Limit Sugar for Longevity

Limiting sugar in your diet is an excellent way to increase your healthy lifespan, because of all the molecules capable of inflicting damage in your body, sugar molecules are probably the most damaging. When sugar reacts with amino acids inside your body, and in the food we eat, a complex group of compounds is formed called advanced glycation end products (AGEs). This is clearly a fitting acronym because there is mounting evidence that AGEs may be implicated in the development of degenerative disease associated with aging, including Alzheimer’s disease, cardiovascular disease and of course, diabetes. And who wants accelerated aging? Not me, so I’ll pass on the sugar!

Alternatives to Soda

If you have a daily habit of drinking soda, it can be hard to go cold turkey and stop it outright. Trying that might even cause you to relapse because your body craves the sweetness so much (think, drug withdrawls!) – after all, studies show that sugar can be legitimately addictive. It’s best to wean yourself off the soda and gradually replace it with healthier alternatives.

One of the best healthy soda alternatives is to drink regular water with a few fruit slices thrown into the mix, a mildly sweet and refreshing beverage that has nowhere near the sugar content of soda. Or try adding mint and lemon (my favorite!).  In a previous article, I’ve outlined the many youth preserving benefits of drinking lemon water, including removing toxins in the body, boosting your levels of vitamin C and increasing the effects of antioxidants. If you miss the bubbles, go for fizzy water like Perrier, but gradually wean yourself to fresh plain water. Another great alternative that still has fizz and loads of healthy probiotics is kombucha!

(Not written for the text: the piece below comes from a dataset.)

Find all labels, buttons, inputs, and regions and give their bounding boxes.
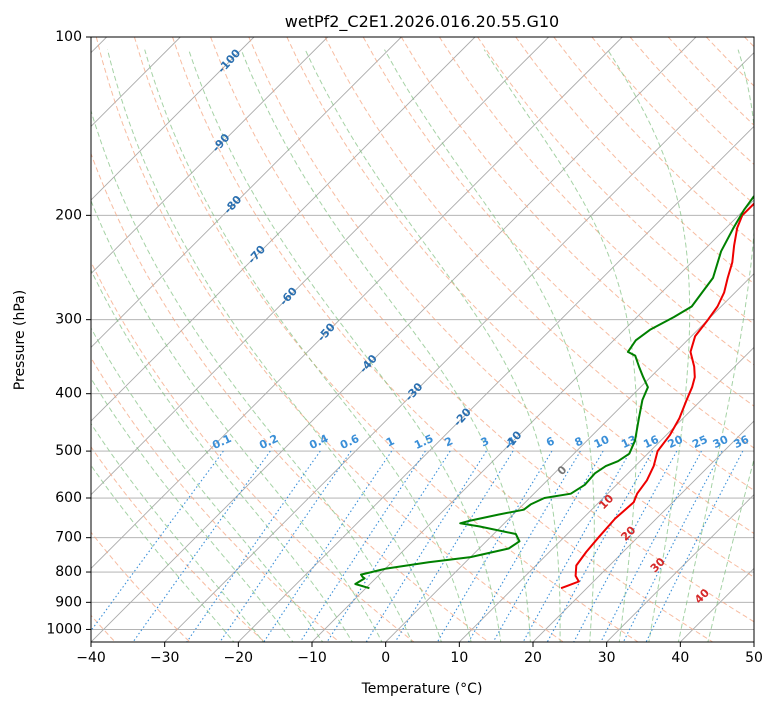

You could also try iced tea – not the kind that you find in powdered form because that’s pretty much the same as soda when it comes to sugar but rather brewed tea with a little xylitol or coconut nectar to taste. You can also consider drinks sweetened with stevia, a plant extract that is becoming more popular as a sugar alternative. Stevia has zero calories and doesn’t have the same effect on blood sugar as compared to table sugar or artificial sweeteners.

If you find it too hard to replace your soda with healthier alternatives, try reducing the amount of soda you have on a regular basis first. Perhaps, instead of soda every day, try to have it every other day and then wean yourself to just weekends or special occasions. The less you drink the stronger your willpower becomes and you will soon find that soda may even be too sweet as your palate adapts.

Cut Down on Your Sugar Intake

Soda is one of the biggest factors in excess sugar consumption, but it’s not the only one. Ice cream, chocolates, candies, sauces – all of these have sugar in varying, usually excessive amounts, and it’s up to you to be vigilant about nutritional information and cut back on the sugary stuff. You’ll live a longer and better quality life without all the sweetness. Plus, I think you are just sweet enough!